As for myself, I’m a cosmologist, with a special interest in the anthropic principle, as my National Academy of Sciences security police dossier correctly notes. Twenty odd years ago, I co-authored a book, published by Oxford University Press, on the anthropic principle. As my co-author and I pointed out, the essence of the anthropic principle is eliminating human bias from the interpretation of observations, and we focused mainly on eliminating such bias from cosmology.
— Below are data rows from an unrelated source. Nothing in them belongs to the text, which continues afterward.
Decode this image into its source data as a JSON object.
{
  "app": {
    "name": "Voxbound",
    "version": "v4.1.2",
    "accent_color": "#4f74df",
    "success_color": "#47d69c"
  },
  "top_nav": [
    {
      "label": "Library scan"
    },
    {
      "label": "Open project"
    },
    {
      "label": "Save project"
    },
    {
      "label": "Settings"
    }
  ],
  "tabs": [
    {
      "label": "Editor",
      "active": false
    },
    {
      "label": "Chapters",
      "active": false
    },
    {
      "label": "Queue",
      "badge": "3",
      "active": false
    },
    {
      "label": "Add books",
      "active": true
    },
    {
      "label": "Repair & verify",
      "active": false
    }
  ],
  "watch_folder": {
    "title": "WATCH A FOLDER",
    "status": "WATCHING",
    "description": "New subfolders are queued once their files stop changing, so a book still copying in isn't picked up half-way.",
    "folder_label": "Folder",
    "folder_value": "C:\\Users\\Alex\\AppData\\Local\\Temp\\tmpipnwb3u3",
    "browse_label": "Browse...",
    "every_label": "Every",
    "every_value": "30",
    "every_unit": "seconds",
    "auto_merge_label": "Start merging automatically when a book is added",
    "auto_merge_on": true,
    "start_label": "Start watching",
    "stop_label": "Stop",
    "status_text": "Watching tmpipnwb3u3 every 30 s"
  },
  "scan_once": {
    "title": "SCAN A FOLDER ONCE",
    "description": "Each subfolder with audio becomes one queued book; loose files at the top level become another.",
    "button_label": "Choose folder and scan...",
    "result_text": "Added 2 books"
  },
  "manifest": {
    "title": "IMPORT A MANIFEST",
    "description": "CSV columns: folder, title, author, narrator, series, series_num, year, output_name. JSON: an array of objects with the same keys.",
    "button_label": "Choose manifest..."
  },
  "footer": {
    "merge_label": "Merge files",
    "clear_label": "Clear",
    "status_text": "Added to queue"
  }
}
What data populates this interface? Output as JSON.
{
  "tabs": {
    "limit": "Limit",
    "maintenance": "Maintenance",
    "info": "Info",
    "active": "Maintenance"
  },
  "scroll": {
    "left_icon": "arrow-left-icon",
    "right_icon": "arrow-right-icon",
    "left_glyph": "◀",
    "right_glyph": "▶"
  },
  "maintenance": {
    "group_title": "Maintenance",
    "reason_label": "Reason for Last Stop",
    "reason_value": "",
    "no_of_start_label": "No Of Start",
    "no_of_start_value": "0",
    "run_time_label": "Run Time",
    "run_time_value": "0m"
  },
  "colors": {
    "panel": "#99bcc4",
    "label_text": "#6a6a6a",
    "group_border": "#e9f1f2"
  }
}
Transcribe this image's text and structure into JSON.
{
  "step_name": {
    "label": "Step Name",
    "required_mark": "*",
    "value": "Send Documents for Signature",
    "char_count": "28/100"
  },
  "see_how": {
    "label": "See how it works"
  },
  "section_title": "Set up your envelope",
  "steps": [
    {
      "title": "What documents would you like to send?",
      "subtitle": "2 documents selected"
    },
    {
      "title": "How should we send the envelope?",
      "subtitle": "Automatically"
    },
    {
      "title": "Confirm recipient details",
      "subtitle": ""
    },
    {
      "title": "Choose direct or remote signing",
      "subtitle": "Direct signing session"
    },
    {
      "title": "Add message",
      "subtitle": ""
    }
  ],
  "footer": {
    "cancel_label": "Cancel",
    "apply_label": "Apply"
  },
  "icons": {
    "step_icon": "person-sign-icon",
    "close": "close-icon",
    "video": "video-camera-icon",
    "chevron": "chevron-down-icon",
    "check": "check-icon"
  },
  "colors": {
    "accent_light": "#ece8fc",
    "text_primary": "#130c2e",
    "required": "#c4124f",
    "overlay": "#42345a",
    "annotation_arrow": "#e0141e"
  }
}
But human bias is human bias. I myself have looked at some of the raw data from surface stations that measure the Earth’s temperature. The raw data are from selected sites in the USA, in New Zealand, in Australia, and in Sweden. I selected these sites because I’m reasonably sure they will not have bias due to changing human habitation, or human wars, or human politics. These sites show no warming in the twentieth century. So I have to conclude that we don’t even know if there was any warming on Earth in the twentieth century.
Notice that I am not saying that there has been no warming, just that the available raw data that I’ve personally been able to check do not show it. Until all the raw temperature data are placed online, so the data can be checked by anybody, a rational person has to suspend belief in global warming, to say nothing of AGW.
The official government adjusted data for these sites do show a warming trend. All the warming is in the “corrections.” Sorry, I don’t buy it. Especially from “scientists” who are known to “correct’ their raw data to “hide the decline.”
There have been calls to silence the 496 scientists on the list. Besides “climate deniers,’ we have been called “traitors.” We all know the penalty for treason.
So far, no federal agents have come to pick me up. But nowhere in Mein Kampf does Adolf Hitler call for the extermination of the Jews. Hitler does repeatedly refer to the Jews as “tuberculosis bacilli.” What does one want to do with tuberculosis bacilli?
I’m an enemy of the state. It’s an honor.
Frank J. Tipler is Professor of Mathematical Physics at Tulane University. He is the co-author of The Anthropic Cosmological Principle (Oxford University Press) and the author of The Physics of Immortality and The Physics of Christianity both published by Doubleday.